“Es un derecho pensar diferente”
Por Mariana Carbajal
–¿Por qué quiso ser monja?
–Es
una larga historia. Yo siempre había estudiado en escuela de monjas pero nunca
había querido ser monja. Pero de repente, en los años ’60 entré en la
universidad para estudiar Filosofía y me encontré con algunas monjas que
estaban muy conectadas políticamente y trabajaban con las poblaciones pobres, y
empezó a dibujarse para mí como una alternativa de vida. No lo tenía tan claro
pero me parecía una vida más libre que la vida de familia y tener pareja.
–Suena raro que haya ido a un
convento en busca de libertad...
–Es
que nunca me he sentido encerrada. A veces iba a conferencias en la Universidad
de San Pablo, que era un foco de lucha antidictadura, y tenía la llave de la
casa de las monjas. Mi historia fue de búsqueda de libertad. No soporto que me
impidan pensar. Es un derecho pensar diferente. Y ésa ha sido la clave de mi
vida, con todos los tropiezos y las contradicciones, porque a veces una no ve
claro, y va por un camino y después no es por ahí.

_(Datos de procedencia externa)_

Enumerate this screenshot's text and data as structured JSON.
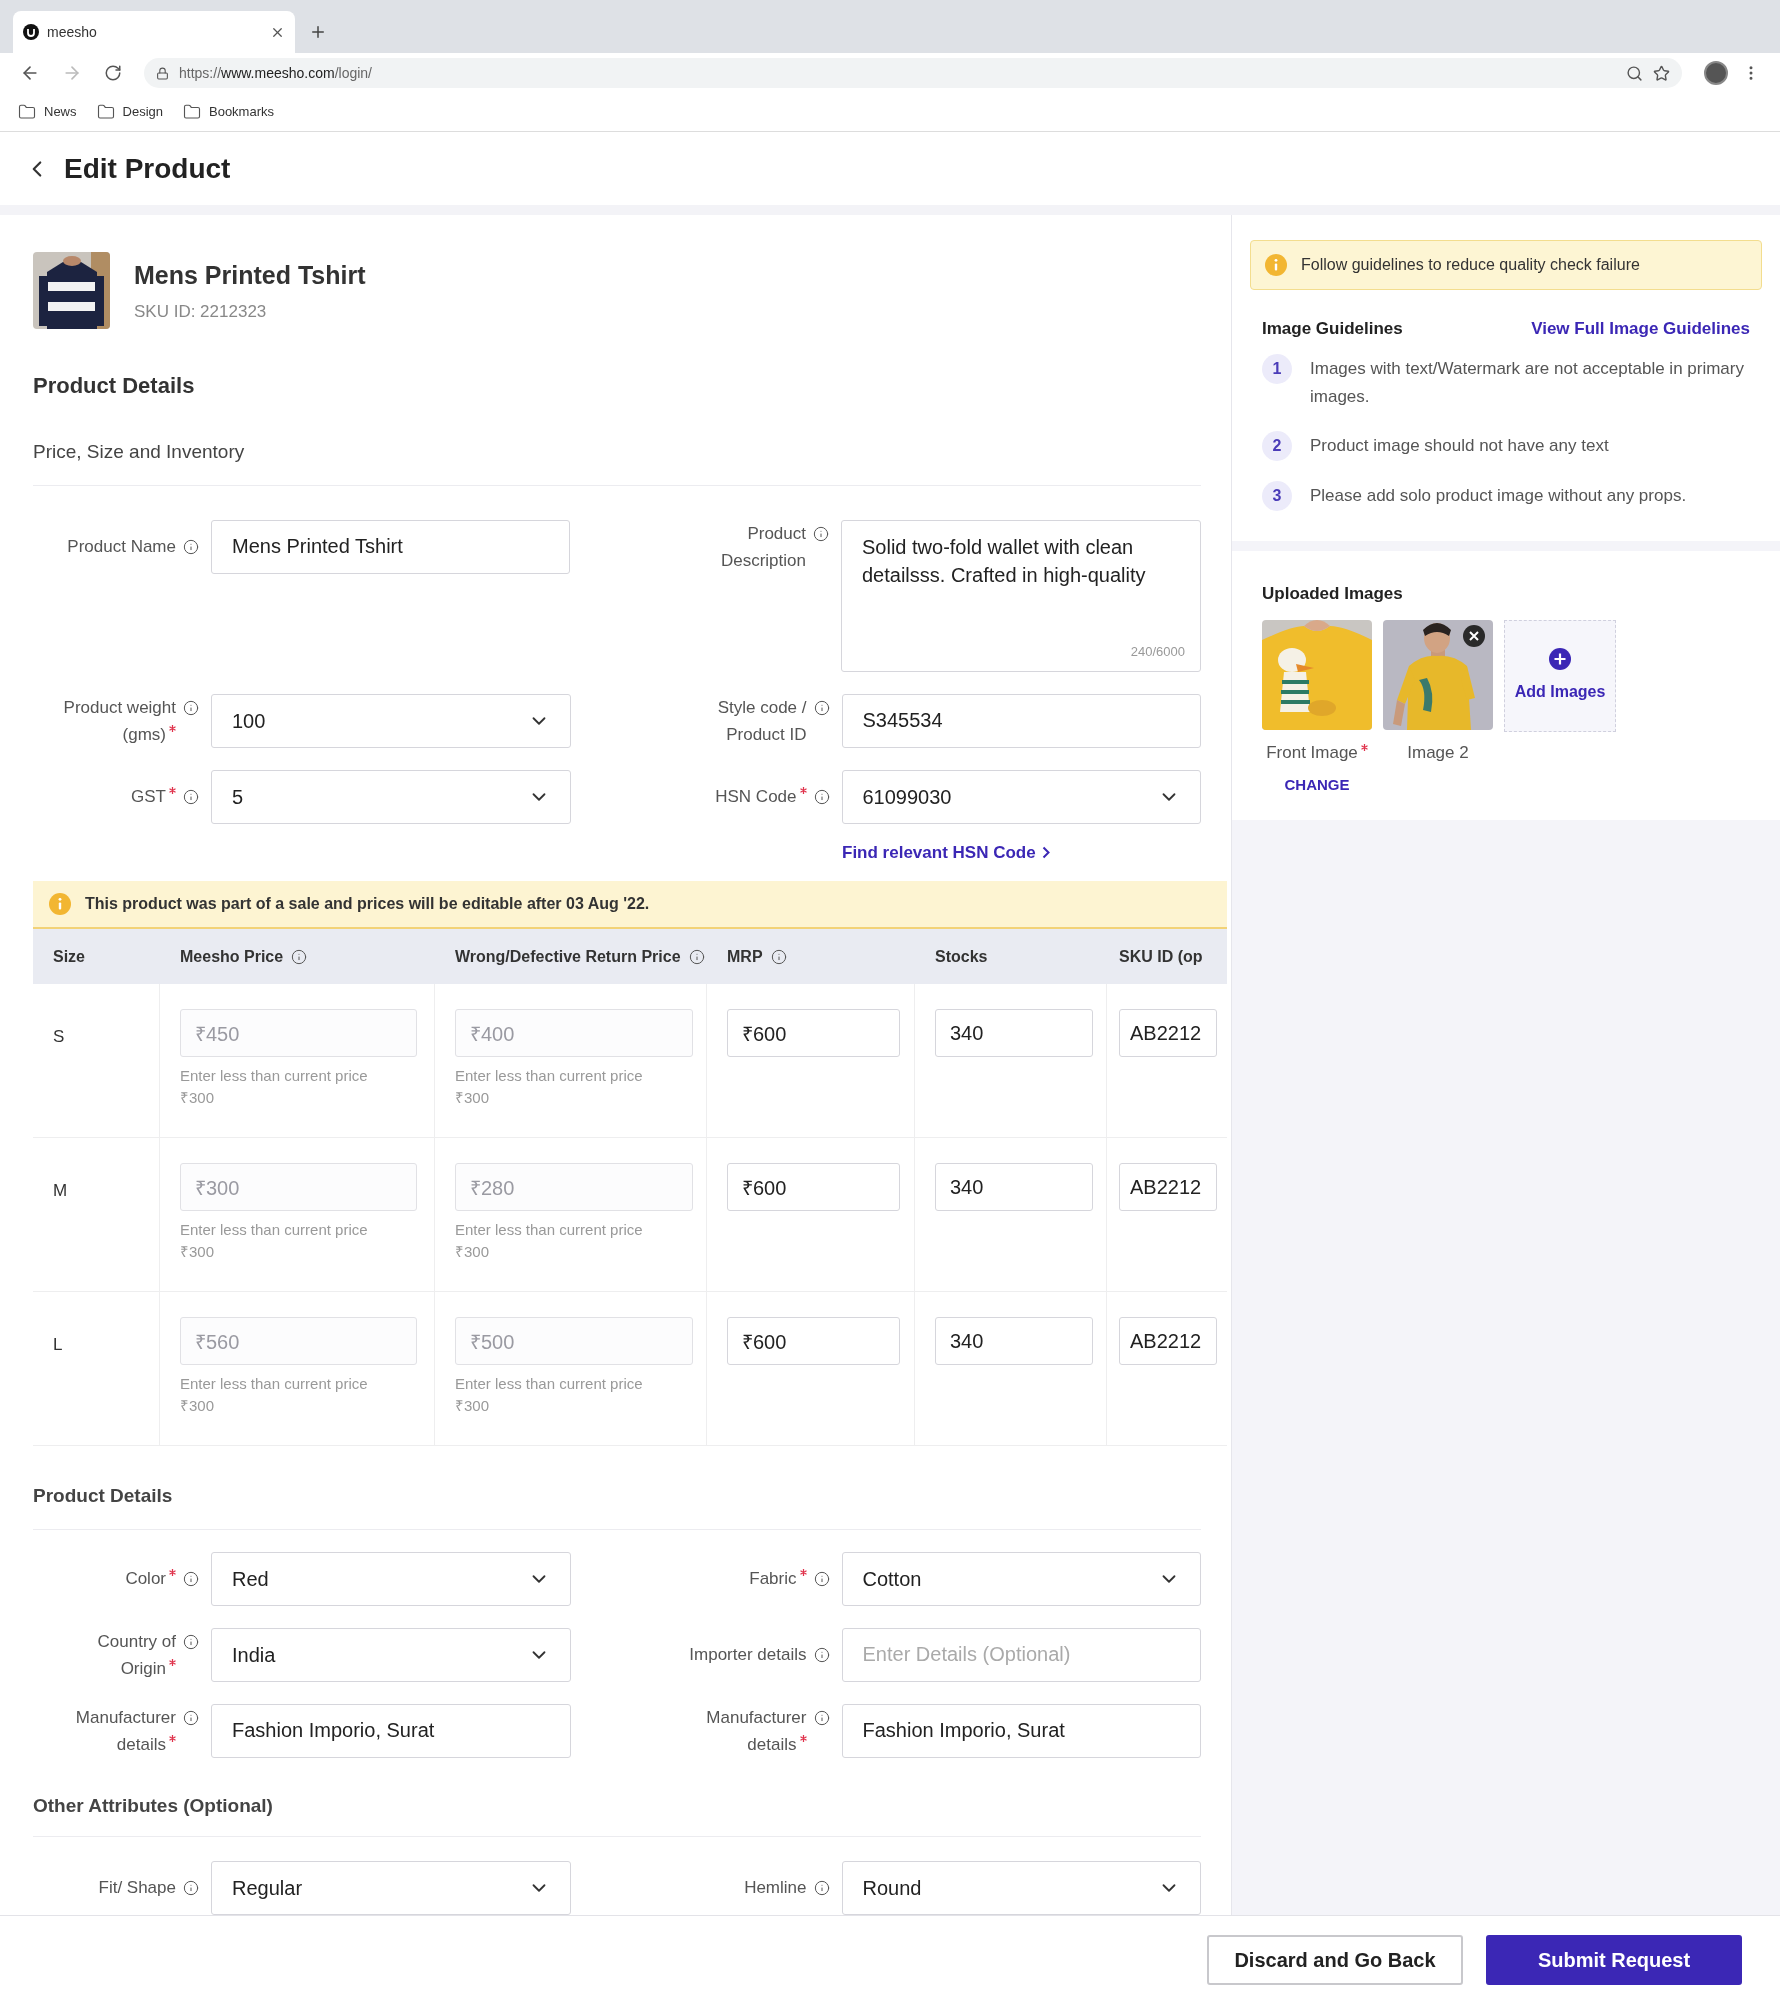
{
  "browser": {
    "tab_title": "meesho",
    "url_scheme": "https://",
    "url_host": "www.meesho.com",
    "url_path": "/login/",
    "bookmarks": [
      "News",
      "Design",
      "Bookmarks"
    ]
  },
  "page": {
    "title": "Edit Product"
  },
  "product": {
    "name": "Mens Printed Tshirt",
    "sku": "SKU ID: 2212323"
  },
  "details_title": "Product Details",
  "price_section": {
    "title": "Price, Size and Inventory",
    "rows": [
      [
        {
          "label": [
            "Product Name"
          ],
          "required": false,
          "kind": "input",
          "value": "Mens Printed Tshirt"
        },
        {
          "label": [
            "Product",
            "Description"
          ],
          "required": false,
          "kind": "textarea",
          "value": "Solid two-fold wallet with clean detailsss. Crafted in high-quality",
          "counter": "240/6000"
        }
      ],
      [
        {
          "label": [
            "Product weight",
            "(gms)"
          ],
          "required": true,
          "kind": "select",
          "value": "100"
        },
        {
          "label": [
            "Style code /",
            "Product ID"
          ],
          "required": false,
          "kind": "input",
          "value": "S345534"
        }
      ],
      [
        {
          "label": [
            "GST"
          ],
          "required": true,
          "kind": "select",
          "value": "5"
        },
        {
          "label": [
            "HSN Code"
          ],
          "required": true,
          "kind": "select",
          "value": "61099030"
        }
      ]
    ],
    "hsn_link": "Find relevant HSN Code"
  },
  "sale_notice": "This product was part of a sale and prices will be editable after 03 Aug '22.",
  "table": {
    "columns": [
      {
        "label": "Size",
        "info": false
      },
      {
        "label": "Meesho Price",
        "info": true
      },
      {
        "label": "Wrong/Defective Return Price",
        "info": true
      },
      {
        "label": "MRP",
        "info": true
      },
      {
        "label": "Stocks",
        "info": false
      },
      {
        "label": "SKU ID (op",
        "info": false
      }
    ],
    "rows": [
      {
        "cells": [
          {
            "kind": "text",
            "value": "S"
          },
          {
            "value": "₹450",
            "disabled": true,
            "hint": "Enter less than current price ₹300"
          },
          {
            "value": "₹400",
            "disabled": true,
            "hint": "Enter less than current price ₹300"
          },
          {
            "value": "₹600",
            "disabled": false
          },
          {
            "value": "340",
            "disabled": false
          },
          {
            "value": "AB2212",
            "disabled": false
          }
        ]
      },
      {
        "cells": [
          {
            "kind": "text",
            "value": "M"
          },
          {
            "value": "₹300",
            "disabled": true,
            "hint": "Enter less than current price ₹300"
          },
          {
            "value": "₹280",
            "disabled": true,
            "hint": "Enter less than current price ₹300"
          },
          {
            "value": "₹600",
            "disabled": false
          },
          {
            "value": "340",
            "disabled": false
          },
          {
            "value": "AB2212",
            "disabled": false
          }
        ]
      },
      {
        "cells": [
          {
            "kind": "text",
            "value": "L"
          },
          {
            "value": "₹560",
            "disabled": true,
            "hint": "Enter less than current price ₹300"
          },
          {
            "value": "₹500",
            "disabled": true,
            "hint": "Enter less than current price ₹300"
          },
          {
            "value": "₹600",
            "disabled": false
          },
          {
            "value": "340",
            "disabled": false
          },
          {
            "value": "AB2212",
            "disabled": false
          }
        ]
      }
    ]
  },
  "attributes": {
    "title": "Product Details",
    "rows": [
      [
        {
          "label": [
            "Color"
          ],
          "required": true,
          "kind": "select",
          "value": "Red"
        },
        {
          "label": [
            "Fabric"
          ],
          "required": true,
          "kind": "select",
          "value": "Cotton"
        }
      ],
      [
        {
          "label": [
            "Country of",
            "Origin"
          ],
          "required": true,
          "kind": "select",
          "value": "India"
        },
        {
          "label": [
            "Importer details"
          ],
          "required": false,
          "kind": "input",
          "placeholder": "Enter Details (Optional)"
        }
      ],
      [
        {
          "label": [
            "Manufacturer",
            "details"
          ],
          "required": true,
          "kind": "input",
          "value": "Fashion Imporio, Surat"
        },
        {
          "label": [
            "Manufacturer",
            "details"
          ],
          "required": true,
          "kind": "input",
          "value": "Fashion Imporio, Surat"
        }
      ]
    ]
  },
  "other_attributes": {
    "title": "Other Attributes (Optional)",
    "rows": [
      [
        {
          "label": [
            "Fit/ Shape"
          ],
          "required": false,
          "kind": "select",
          "value": "Regular"
        },
        {
          "label": [
            "Hemline"
          ],
          "required": false,
          "kind": "select",
          "value": "Round"
        }
      ]
    ]
  },
  "guidelines": {
    "notice": "Follow guidelines to reduce quality check failure",
    "title": "Image Guidelines",
    "link": "View Full Image Guidelines",
    "items": [
      {
        "number": "1",
        "text": "Images with text/Watermark are not acceptable in primary images."
      },
      {
        "number": "2",
        "text": "Product image should not have any text"
      },
      {
        "number": "3",
        "text": "Please add solo product image without any props."
      }
    ]
  },
  "uploaded": {
    "title": "Uploaded Images",
    "images": [
      {
        "label": "Front Image",
        "required": true,
        "removable": false,
        "action": "CHANGE",
        "kind": "flat"
      },
      {
        "label": "Image 2",
        "required": false,
        "removable": true,
        "kind": "model"
      }
    ],
    "add_label": "Add Images"
  },
  "footer": {
    "buttons": [
      {
        "label": "Discard and Go Back",
        "kind": "secondary"
      },
      {
        "label": "Submit Request",
        "kind": "primary"
      }
    ]
  }
}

–Realmente suena contradictorio que
una mujer busque libertad dentro de una estructura patriarcal, machista y
conservadora como la Iglesia Católica. ¿Cómo se entiende?
–Sí,
muy contradictorio. Cuando entré en la vida religiosa, fue en 1967, cuando
tenía 22 años. Era el momento de los grandes cambios de la Iglesia Católica,
justo después del Concilio Vaticano II. Las congregaciones religiosas eran
invitadas a aggiornarse. Fue el tiempo en que dejamos las instituciones para
vivir entre los pobres. Y ésa ha sido una característica de la vida de las
mujeres: salir de las instituciones y vivir en las comunidades populares. Para
mí era una vida llena de desafíos. Desde que era estudiante quería cambiar el
mundo. Siempre me pareció una injusticia que hubiera gente tan tan rica y gente
tan tan pobre. Pensaba que algo se podía hacer. La vida de las monjas me
parecía “un” camino, no “el” camino, que se ajustaba un poco a mi tradición familiar,
donde había sido muy protegida y resguardada.
–¿Su familia era muy religiosa?
–No.
Vengo de una familia de inmigrantes siriolibaneses, con todos los miedos que
los inmigrantes tienen sobre todo con las chicas, que los lleva a no
permitirles que salgan solas. Soy hija de la primera generación en Brasil.
Luché mucho por ir a la universidad. Mis padres no querían. No por el hecho de
no querer que yo estudiara, pero sí porque pensaban que el mundo podía ser
peligroso para mí. Esas cosas nunca me entraron. Siempre he sido una rebelde.
Siempre he sido una peleona dentro de las estructuras familiares.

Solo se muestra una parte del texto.